I want to share a thought about a subject that is controversial. This is just my belief, so please take it as “theory.” It’s about a person suffering from a substance use disorder and their READINESS to change, to really change. That is, being ready to surrender to the truth about a problem that is apparent to everyone else in the room. To accept the challenge and do the work necessary for creating and maintaining a successful, responsible drug and alcohol-free life.
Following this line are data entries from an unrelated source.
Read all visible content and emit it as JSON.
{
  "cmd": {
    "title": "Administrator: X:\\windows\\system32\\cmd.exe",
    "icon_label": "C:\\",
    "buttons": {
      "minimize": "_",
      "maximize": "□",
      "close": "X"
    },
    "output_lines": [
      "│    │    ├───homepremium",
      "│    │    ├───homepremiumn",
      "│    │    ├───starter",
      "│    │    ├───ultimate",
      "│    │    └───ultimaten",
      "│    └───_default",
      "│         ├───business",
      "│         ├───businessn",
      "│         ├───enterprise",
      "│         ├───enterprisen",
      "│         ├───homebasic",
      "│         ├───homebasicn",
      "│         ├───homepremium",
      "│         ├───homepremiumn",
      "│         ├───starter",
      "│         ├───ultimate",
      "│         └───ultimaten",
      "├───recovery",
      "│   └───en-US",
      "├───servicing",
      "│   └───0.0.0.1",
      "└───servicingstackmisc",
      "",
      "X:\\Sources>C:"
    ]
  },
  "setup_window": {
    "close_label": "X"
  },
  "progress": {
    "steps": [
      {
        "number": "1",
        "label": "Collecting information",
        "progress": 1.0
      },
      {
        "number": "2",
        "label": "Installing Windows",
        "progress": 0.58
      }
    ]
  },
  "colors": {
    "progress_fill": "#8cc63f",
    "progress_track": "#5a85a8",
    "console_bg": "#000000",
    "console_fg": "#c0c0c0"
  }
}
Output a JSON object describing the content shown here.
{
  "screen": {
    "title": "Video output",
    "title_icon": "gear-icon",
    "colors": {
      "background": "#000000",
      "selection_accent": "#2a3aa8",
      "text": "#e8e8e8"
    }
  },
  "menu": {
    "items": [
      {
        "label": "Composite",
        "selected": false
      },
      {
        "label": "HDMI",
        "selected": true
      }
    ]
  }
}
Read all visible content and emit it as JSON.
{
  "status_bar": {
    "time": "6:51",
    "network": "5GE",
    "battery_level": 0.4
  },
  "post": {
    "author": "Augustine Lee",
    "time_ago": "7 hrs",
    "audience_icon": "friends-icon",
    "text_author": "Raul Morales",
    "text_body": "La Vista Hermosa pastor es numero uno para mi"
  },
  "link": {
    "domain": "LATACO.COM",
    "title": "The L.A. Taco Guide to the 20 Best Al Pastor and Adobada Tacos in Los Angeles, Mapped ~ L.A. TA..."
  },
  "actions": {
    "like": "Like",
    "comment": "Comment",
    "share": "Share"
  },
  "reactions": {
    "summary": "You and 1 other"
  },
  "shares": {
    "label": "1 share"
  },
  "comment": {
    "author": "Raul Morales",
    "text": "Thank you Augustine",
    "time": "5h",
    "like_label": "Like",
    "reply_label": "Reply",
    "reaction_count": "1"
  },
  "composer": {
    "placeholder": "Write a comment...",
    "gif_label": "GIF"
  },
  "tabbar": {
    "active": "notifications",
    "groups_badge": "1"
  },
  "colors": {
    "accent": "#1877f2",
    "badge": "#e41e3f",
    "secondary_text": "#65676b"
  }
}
With threats, you can “make” someone do things they don’t really want to do – even temporarily stop drinking or using drugs. But you can’t make them READY to quit and do the long, hard work necessary for making and maintaining, a drug or alcohol-free life. They can’t even make themselves ready. Life will make them ready. It’s nobody’s fault, just human nature. When someone suffering from this disease is honest enough to tell you he or she is not ready to quit using or drinking, at least they’re being honest. Imagine if they pretended to be ready to quit but were really not. That would be worse. We may not want to hear, “I’m not ready to quit,” but that honesty is helpful.

If they’re not ready to quit, despite past and present consequences, what makes you think we can tell them or bribe them or logic them or guilt them or scare them into quitting? The consequences they create from their actions will create their readiness to want to quit. The problem is, we don’t know what it will take or when that will happen. Nobody really knows what the future holds.

This is where I found that my faith in God comes in. I think people have to have help from outside themselves, and the less you trust God, the more anxiety and emotional pain you will have over the unknown future that your loved one must go toward. Because the unknown is where their new life will be. When there is nothing else you can do, you can keep working on your own program by educating yourself and getting help for your own hurts, and your own issues. This will be inspiring for your loved one, but it’s no quick fix like we might want.

Also, I recommend praying for your loved one and when possible, letting them know you love them, and believe in them and their ability to address their problems someday. You can always say: “We will help you anyway we can when you are ready to get help for your alcohol/drug problems.” These are things you can do no matter where they are or what they do.

My readiness prayer: God please give me the courage to accept Your guidance into the unknown future You have prepared for my loved one and myself.